Bits of bark caught in his sweater, and the bough sank towards the ground. Good! That meant less of a drop.

But now he would have to carefully gauge the strength of the tree-limb he was on. If he went too far, he was in danger of snapping it.

The limb creaked a little as it bent_then it came to rest on the top of the wall. Enough. It wasn't going to get any better than this.

He clung with his hands, and slowly lowered his legs until he was hanging from the limb; then let go, flexing his knees for the fall.

He landed on turned earth; a tumble of frozen clods that made footing uncertain and gave him a bad moment as his ankle started to twist. But he managed to save himself by flailing his arms for balance, and a moment later Gwyna landed beside him.

He tapped her on the shoulder; she followed him to the building, where they crouched in shadow for a moment, listening intently.

Nothing. All was silent.

There were some advantages, he reflected, to trying to break into a building in a place where there were treekies at night. No such place would ever have guard dogs or sentinel geese; the treekies would happily make a meal of them.

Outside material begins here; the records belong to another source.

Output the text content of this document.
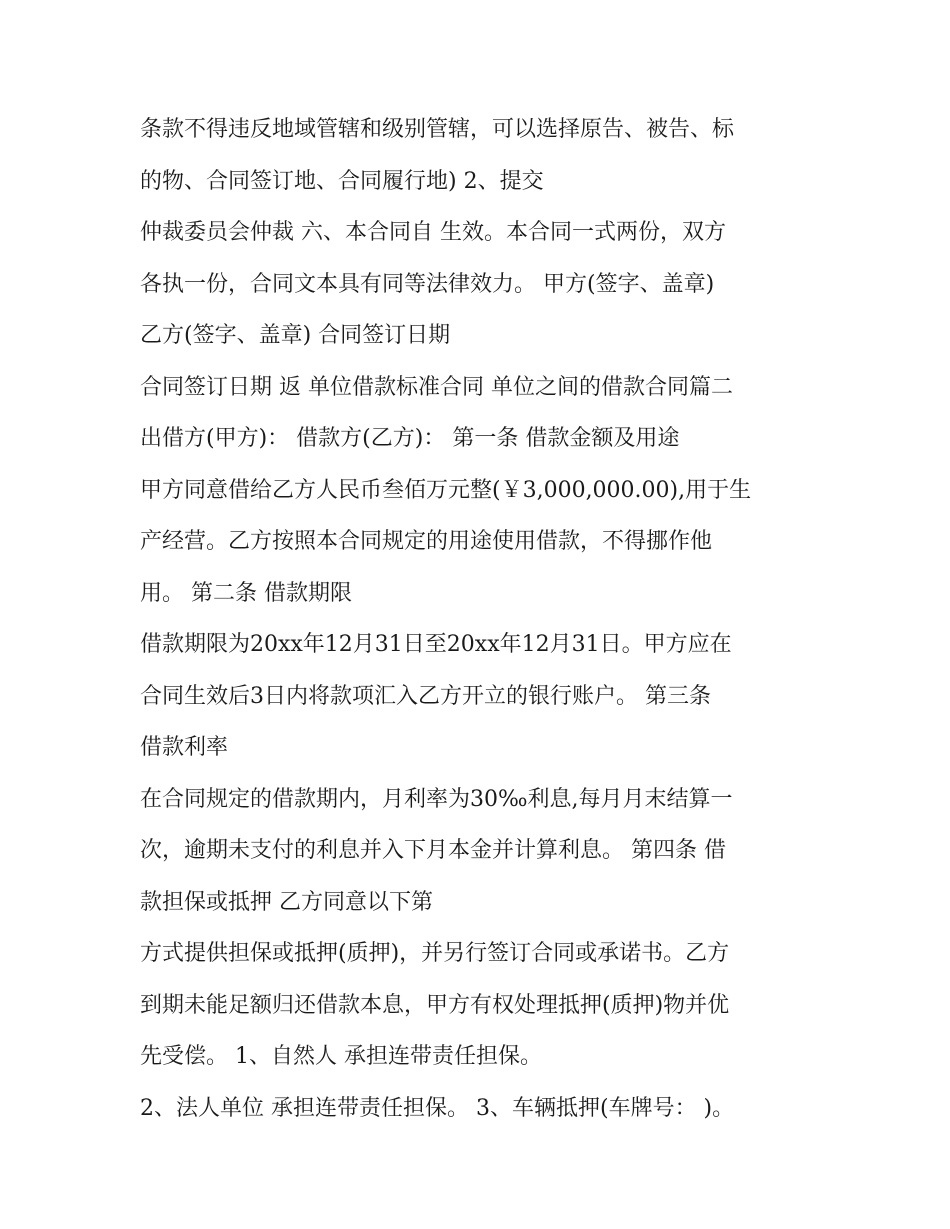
条款不得违反地域管辖和级别管辖，可以选择原告、被告、标
的物、合同签订地、合同履行地) 2、提交
仲裁委员会仲裁 六、本合同自 生效。本合同一式两份，双方
各执一份，合同文本具有同等法律效力。 甲方(签字、盖章)
乙方(签字、盖章) 合同签订日期
合同签订日期 返 单位借款标准合同 单位之间的借款合同篇二
出借方(甲方)： 借款方(乙方)： 第一条 借款金额及用途
甲方同意借给乙方人民币叁佰万元整(￥3,000,000.00),用于生
产经营。乙方按照本合同规定的用途使用借款，不得挪作他
用。 第二条 借款期限
借款期限为20xx年12月31日至20xx年12月31日。甲方应在
合同生效后3日内将款项汇入乙方开立的银行账户。 第三条
借款利率
在合同规定的借款期内，月利率为30‰利息,每月月末结算一
次，逾期未支付的利息并入下月本金并计算利息。 第四条 借
款担保或抵押 乙方同意以下第
方式提供担保或抵押(质押)，并另行签订合同或承诺书。乙方
到期未能足额归还借款本息，甲方有权处理抵押(质押)物并优
先受偿。 1、自然人 承担连带责任担保。
2、法人单位 承担连带责任担保。 3、车辆抵押(车牌号： )。
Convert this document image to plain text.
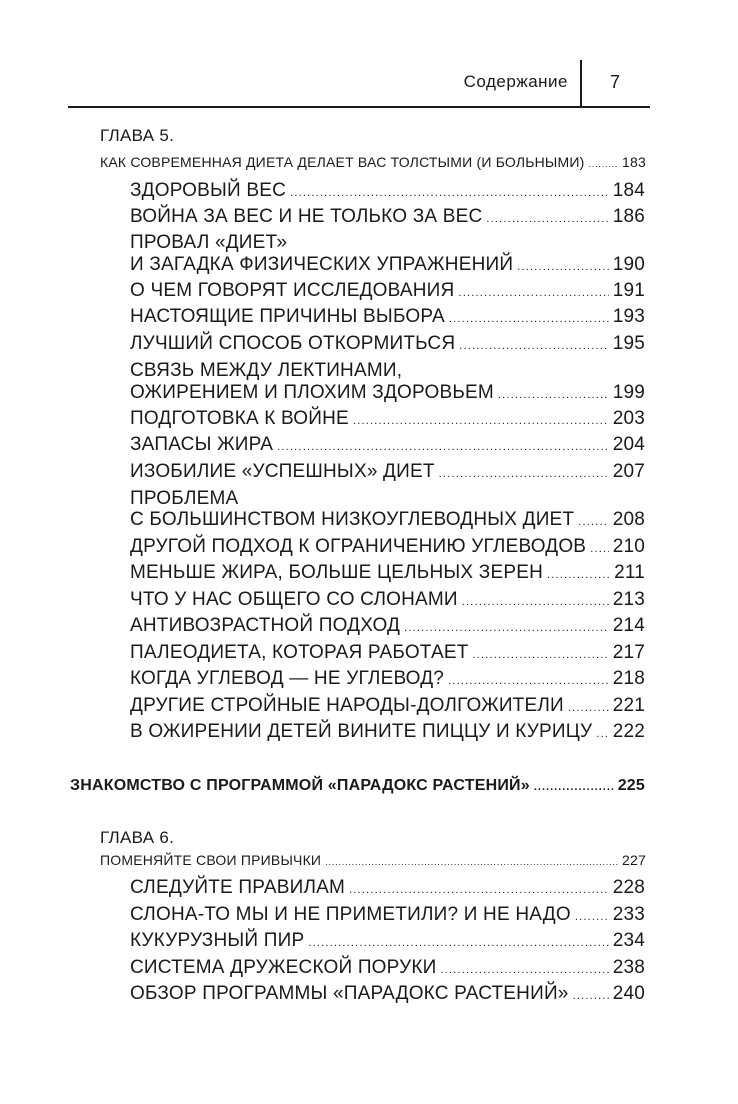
Содержание 7
ГЛАВА 5.
КАК СОВРЕМЕННАЯ ДИЕТА ДЕЛАЕТ ВАС ТОЛСТЫМИ (И БОЛЬНЫМИ) .....	183
ЗДОРОВЫЙ ВЕС .....	184
ВОЙНА ЗА ВЕС И НЕ ТОЛЬКО ЗА ВЕС .....	186
ПРОВАЛ «ДИЕТ»
И ЗАГАДКА ФИЗИЧЕСКИХ УПРАЖНЕНИЙ .....	190
О ЧЕМ ГОВОРЯТ ИССЛЕДОВАНИЯ .....	191
НАСТОЯЩИЕ ПРИЧИНЫ ВЫБОРА .....	193
ЛУЧШИЙ СПОСОБ ОТКОРМИТЬСЯ .....	195
СВЯЗЬ МЕЖДУ ЛЕКТИНАМИ,
ОЖИРЕНИЕМ И ПЛОХИМ ЗДОРОВЬЕМ .....	199
ПОДГОТОВКА К ВОЙНЕ .....	203
ЗАПАСЫ ЖИРА .....	204
ИЗОБИЛИЕ «УСПЕШНЫХ» ДИЕТ .....	207
ПРОБЛЕМА
С БОЛЬШИНСТВОМ НИЗКОУГЛЕВОДНЫХ ДИЕТ ..... 208
ДРУГОЙ ПОДХОД К ОГРАНИЧЕНИЮ УГЛЕВОДОВ ..... 210
МЕНЬШЕ ЖИРА, БОЛЬШЕ ЦЕЛЬНЫХ ЗЕРЕН .....	211
ЧТО У НАС ОБЩЕГО СО СЛОНАМИ .....	213
АНТИВОЗРАСТНОЙ ПОДХОД .....	214
ПАЛЕОДИЕТА, КОТОРАЯ РАБОТАЕТ .....	217
КОГДА УГЛЕВОД — НЕ УГЛЕВОД? .....	218
ДРУГИЕ СТРОЙНЫЕ НАРОДЫ-ДОЛГОЖИТЕЛИ .....	221
В ОЖИРЕНИИ ДЕТЕЙ ВИНИТЕ ПИЦЦУ И КУРИЦУ ..... 222
ЗНАКОМСТВО С ПРОГРАММОЙ «ПАРАДОКС РАСТЕНИЙ» .....	225
ГЛАВА 6.
ПОМЕНЯЙТЕ СВОИ ПРИВЫЧКИ .....	227
СЛЕДУЙТЕ ПРАВИЛАМ .....	228
СЛОНА-ТО МЫ И НЕ ПРИМЕТИЛИ? И НЕ НАДО ..... 233
КУКУРУЗНЫЙ ПИР .....	234
СИСТЕМА ДРУЖЕСКОЙ ПОРУКИ .....	238
ОБЗОР ПРОГРАММЫ «ПАРАДОКС РАСТЕНИЙ» ..... 240
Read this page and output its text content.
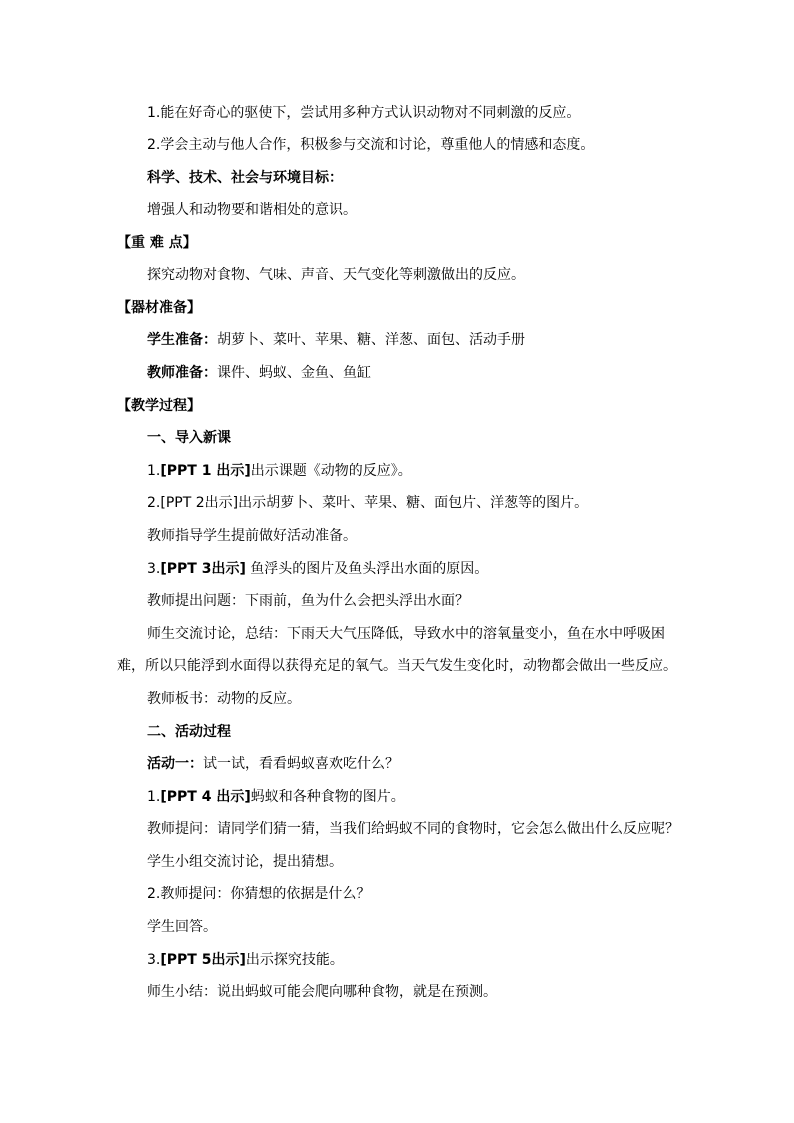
1.能在好奇心的驱使下，尝试用多种方式认识动物对不同刺激的反应。
2.学会主动与他人合作，积极参与交流和讨论，尊重他人的情感和态度。
科学、技术、社会与环境目标：
增强人和动物要和谐相处的意识。
【重 难 点】
探究动物对食物、气味、声音、天气变化等刺激做出的反应。
【器材准备】
学生准备：胡萝卜、菜叶、苹果、糖、洋葱、面包、活动手册
教师准备：课件、蚂蚁、金鱼、鱼缸
【教学过程】
一、导入新课
1.[PPT 1 出示]出示课题《动物的反应》。
2.[PPT 2出示]出示胡萝卜、菜叶、苹果、糖、面包片、洋葱等的图片。
教师指导学生提前做好活动准备。
3.[PPT 3出示] 鱼浮头的图片及鱼头浮出水面的原因。
教师提出问题：下雨前，鱼为什么会把头浮出水面？
师生交流讨论，总结：下雨天大气压降低，导致水中的溶氧量变小，鱼在水中呼吸困难，所以只能浮到水面得以获得充足的氧气。当天气发生变化时，动物都会做出一些反应。
教师板书：动物的反应。
二、活动过程
活动一：试一试，看看蚂蚁喜欢吃什么？
1.[PPT 4 出示]蚂蚁和各种食物的图片。
教师提问：请同学们猜一猜，当我们给蚂蚁不同的食物时，它会怎么做出什么反应呢？
学生小组交流讨论，提出猜想。
2.教师提问：你猜想的依据是什么？
学生回答。
3.[PPT 5出示]出示探究技能。
师生小结：说出蚂蚁可能会爬向哪种食物，就是在预测。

This was probably the kitchen garden; the rear door into the kitchen itself would be to his right. But he didn't want that door_for as he had told Gwyna, the kitchen might well have a guard on it. He wanted a side door, preferably one that led into a meditation garden.

He went to the left, with Robin following. He left one hand on the wall to guide him and tried to feel how the ground changed under his feet. Here in the kitchen-garden, it would be gravel between the plots and the building; once he reached the meditation gardens, the gravel should give way to grassy lawn.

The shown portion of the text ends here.